As a Los Angeles Unified School District magnet school for journalism and communications, “it seemed right that our magnet should be identified with a significant role model in journalism,” David offers, adding that Danny “attended Birmingham High School, where the magnet was anchored at that time.”
For the magnet school faculty, Danny’s memory is a moral compass. “Danny Pearl is a part of the culture of this school,” explains principal Deb Smith. “The students are all oriented to his story. We use what he stood for as a reminder, a measure of what we expect out of our students to give back to the community, to give back in service. If we are dealing with a conflict, we’ll often imbed it into the conversation: ‘What would he say right now if he were in this room?’ The kids really kind of get put in check when we bring that in.”
The principal didn’t know Danny either, but like Narda, she feels she knows his “essence.” She says, “The kids at this school step up, and that’s because it’s conveyed through Danny, his legacy: This is what is expected; we take care of each other.”
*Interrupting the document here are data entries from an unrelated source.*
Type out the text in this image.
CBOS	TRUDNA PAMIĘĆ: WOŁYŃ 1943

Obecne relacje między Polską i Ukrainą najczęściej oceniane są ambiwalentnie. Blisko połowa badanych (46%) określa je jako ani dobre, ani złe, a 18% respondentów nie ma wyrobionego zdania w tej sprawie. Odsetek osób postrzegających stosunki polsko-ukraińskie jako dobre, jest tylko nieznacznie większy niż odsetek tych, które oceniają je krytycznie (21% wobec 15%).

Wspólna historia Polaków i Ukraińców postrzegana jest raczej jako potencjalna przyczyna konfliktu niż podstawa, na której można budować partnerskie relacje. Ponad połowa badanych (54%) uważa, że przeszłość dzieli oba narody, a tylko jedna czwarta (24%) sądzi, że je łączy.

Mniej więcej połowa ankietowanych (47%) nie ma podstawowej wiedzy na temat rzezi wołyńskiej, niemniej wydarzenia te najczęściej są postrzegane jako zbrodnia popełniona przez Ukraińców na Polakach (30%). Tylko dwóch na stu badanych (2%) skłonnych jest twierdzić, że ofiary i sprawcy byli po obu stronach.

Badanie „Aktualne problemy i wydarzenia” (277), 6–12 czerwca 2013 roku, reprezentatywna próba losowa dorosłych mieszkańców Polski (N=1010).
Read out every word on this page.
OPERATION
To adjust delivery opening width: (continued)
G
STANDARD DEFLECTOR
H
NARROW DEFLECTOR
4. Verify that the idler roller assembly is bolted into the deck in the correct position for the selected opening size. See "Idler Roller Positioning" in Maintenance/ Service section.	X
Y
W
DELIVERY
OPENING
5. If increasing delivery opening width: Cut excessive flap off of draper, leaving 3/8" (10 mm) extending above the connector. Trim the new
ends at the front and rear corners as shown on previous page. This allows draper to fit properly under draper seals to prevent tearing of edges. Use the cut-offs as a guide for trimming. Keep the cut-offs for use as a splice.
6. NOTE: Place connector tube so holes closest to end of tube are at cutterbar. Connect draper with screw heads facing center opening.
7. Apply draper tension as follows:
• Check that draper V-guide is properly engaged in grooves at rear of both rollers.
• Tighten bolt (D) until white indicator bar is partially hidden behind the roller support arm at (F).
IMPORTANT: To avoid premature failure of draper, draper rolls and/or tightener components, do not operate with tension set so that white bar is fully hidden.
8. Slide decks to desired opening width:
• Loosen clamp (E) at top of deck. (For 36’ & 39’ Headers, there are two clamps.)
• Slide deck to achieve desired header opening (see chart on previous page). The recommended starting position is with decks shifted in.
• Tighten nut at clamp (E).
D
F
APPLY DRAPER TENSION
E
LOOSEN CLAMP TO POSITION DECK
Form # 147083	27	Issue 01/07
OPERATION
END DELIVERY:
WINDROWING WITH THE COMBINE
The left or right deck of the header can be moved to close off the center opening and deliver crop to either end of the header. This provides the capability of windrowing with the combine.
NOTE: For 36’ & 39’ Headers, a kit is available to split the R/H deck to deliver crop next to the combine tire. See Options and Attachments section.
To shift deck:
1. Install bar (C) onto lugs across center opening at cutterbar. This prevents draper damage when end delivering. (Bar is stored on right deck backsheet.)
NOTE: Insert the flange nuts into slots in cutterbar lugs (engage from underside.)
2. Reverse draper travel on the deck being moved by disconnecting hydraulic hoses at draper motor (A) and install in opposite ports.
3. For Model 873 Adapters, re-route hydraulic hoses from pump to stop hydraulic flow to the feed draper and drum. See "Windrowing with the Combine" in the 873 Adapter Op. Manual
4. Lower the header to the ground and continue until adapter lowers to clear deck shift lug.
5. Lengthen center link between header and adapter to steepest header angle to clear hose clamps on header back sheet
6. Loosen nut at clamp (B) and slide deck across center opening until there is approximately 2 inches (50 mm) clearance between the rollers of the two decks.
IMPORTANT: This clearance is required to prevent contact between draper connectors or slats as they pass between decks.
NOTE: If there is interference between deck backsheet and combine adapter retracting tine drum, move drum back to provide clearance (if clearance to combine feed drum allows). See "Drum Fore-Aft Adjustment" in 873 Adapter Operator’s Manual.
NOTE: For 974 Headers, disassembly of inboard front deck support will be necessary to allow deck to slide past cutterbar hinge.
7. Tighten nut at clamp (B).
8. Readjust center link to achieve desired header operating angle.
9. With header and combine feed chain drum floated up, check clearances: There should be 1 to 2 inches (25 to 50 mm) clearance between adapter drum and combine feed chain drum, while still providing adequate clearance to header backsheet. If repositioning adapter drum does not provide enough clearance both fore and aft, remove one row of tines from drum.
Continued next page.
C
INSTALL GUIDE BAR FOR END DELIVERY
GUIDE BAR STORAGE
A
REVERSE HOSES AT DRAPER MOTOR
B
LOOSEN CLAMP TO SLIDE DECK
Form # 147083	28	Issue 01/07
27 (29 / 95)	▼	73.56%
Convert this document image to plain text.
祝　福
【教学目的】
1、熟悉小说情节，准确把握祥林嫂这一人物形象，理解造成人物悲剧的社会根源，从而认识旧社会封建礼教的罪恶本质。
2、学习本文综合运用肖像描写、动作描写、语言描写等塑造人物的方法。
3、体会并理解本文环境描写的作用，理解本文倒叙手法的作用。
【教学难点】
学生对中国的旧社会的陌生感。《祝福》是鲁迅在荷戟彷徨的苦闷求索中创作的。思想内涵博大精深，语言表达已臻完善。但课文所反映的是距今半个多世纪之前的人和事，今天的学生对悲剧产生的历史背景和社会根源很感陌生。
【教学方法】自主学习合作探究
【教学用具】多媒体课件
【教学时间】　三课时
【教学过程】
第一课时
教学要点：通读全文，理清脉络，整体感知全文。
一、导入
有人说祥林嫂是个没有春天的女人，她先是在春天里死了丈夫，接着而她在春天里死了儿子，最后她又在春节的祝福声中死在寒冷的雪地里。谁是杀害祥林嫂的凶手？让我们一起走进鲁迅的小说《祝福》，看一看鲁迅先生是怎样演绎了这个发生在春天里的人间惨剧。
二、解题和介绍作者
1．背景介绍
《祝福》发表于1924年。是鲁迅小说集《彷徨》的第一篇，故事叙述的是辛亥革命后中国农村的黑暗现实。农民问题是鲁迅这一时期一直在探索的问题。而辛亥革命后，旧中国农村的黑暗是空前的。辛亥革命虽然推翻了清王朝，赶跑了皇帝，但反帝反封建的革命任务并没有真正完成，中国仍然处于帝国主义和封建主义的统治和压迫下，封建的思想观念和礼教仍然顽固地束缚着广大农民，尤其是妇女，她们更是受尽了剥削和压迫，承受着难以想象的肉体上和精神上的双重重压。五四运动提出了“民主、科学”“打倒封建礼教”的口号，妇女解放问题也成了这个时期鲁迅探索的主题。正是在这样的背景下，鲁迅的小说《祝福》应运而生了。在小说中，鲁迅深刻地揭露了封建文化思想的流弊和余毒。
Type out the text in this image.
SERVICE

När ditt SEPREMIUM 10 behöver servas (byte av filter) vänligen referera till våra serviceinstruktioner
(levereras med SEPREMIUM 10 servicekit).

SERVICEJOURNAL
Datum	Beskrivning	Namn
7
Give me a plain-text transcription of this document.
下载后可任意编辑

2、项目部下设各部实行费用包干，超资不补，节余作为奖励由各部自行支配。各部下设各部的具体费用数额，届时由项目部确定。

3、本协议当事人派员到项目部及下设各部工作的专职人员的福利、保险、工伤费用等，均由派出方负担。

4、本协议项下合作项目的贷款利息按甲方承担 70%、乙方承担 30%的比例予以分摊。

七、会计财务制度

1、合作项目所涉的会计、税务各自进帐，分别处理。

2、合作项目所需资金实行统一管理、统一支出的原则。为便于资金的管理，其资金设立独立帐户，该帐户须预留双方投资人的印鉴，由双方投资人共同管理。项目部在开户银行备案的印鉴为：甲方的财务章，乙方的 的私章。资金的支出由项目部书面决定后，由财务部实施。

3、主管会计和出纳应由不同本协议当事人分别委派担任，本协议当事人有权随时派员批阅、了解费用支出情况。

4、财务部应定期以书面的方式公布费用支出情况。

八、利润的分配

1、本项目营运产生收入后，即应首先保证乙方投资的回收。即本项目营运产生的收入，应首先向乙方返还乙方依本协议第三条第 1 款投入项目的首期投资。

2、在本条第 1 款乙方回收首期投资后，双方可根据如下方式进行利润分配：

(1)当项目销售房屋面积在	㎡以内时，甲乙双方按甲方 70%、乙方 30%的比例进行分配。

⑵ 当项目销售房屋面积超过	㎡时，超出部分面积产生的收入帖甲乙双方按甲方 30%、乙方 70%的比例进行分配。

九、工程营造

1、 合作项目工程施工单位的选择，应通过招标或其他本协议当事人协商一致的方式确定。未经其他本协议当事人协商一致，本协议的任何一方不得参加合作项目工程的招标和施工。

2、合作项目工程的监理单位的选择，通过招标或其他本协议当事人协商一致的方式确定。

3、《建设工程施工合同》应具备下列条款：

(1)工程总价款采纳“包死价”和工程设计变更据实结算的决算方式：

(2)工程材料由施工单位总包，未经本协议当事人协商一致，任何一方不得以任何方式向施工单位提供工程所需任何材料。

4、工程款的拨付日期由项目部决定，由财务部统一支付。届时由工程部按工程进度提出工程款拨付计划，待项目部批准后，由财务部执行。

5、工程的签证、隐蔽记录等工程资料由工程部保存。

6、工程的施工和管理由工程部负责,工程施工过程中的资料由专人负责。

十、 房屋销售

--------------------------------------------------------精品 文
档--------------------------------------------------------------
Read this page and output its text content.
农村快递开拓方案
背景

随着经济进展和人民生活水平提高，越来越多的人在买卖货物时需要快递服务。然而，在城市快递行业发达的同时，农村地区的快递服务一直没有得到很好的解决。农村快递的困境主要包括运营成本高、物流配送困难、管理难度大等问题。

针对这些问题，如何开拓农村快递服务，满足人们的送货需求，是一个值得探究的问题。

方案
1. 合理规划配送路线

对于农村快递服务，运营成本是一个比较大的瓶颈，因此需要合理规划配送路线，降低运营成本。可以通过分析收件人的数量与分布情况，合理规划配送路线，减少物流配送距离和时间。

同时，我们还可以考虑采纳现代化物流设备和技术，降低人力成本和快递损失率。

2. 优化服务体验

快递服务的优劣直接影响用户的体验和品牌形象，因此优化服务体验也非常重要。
And Danny did care. He was the peacemaker, according to Cammie. She described a morning at Birmingham High School when insults among friends, half in jest, were flying. Danny lay down on the ground in front of the wall where their group of friends met every day before classes and pleaded, “Why can’t we all just get along?” Everyone then proceeded to pile their backpacks on top of him, and he was literally “a muffled voice of reason, a leader from behind,” she remembers.
Danny’s search for peace in the world continues to this day. What is more measurable is the number of people, like Narda, Cammie, Robbie, Deb and many others, who are inspired by his unfinished mandate.
Just after the first time they spoke of their dreams to write professionally, Danny left a book with Cammie: At Home at the End of the World by Michael Cunningham. Years later, after Danny’s death, Cammie found a quote from the book scribbled in his “crabbed” handwriting on the inside cover: “Want whatever you want more fiercely.”
Inside the book, the full Cunningham quote reads: “If I’d been a different sort of person, a braver sort, I’d taken him by the shoulders and said, ‘Want whatever you want more fiercely. Be more difficult and demanding. Or you’ll never make a life that uses you.’”
Real advice, once again masked by the dangerously codified label of fiction. Twain and Cunningham wrote about it, but Daniel Pearl actually lived it. His life used him, yes—perhaps a little too harshly. But more aptly, he used life.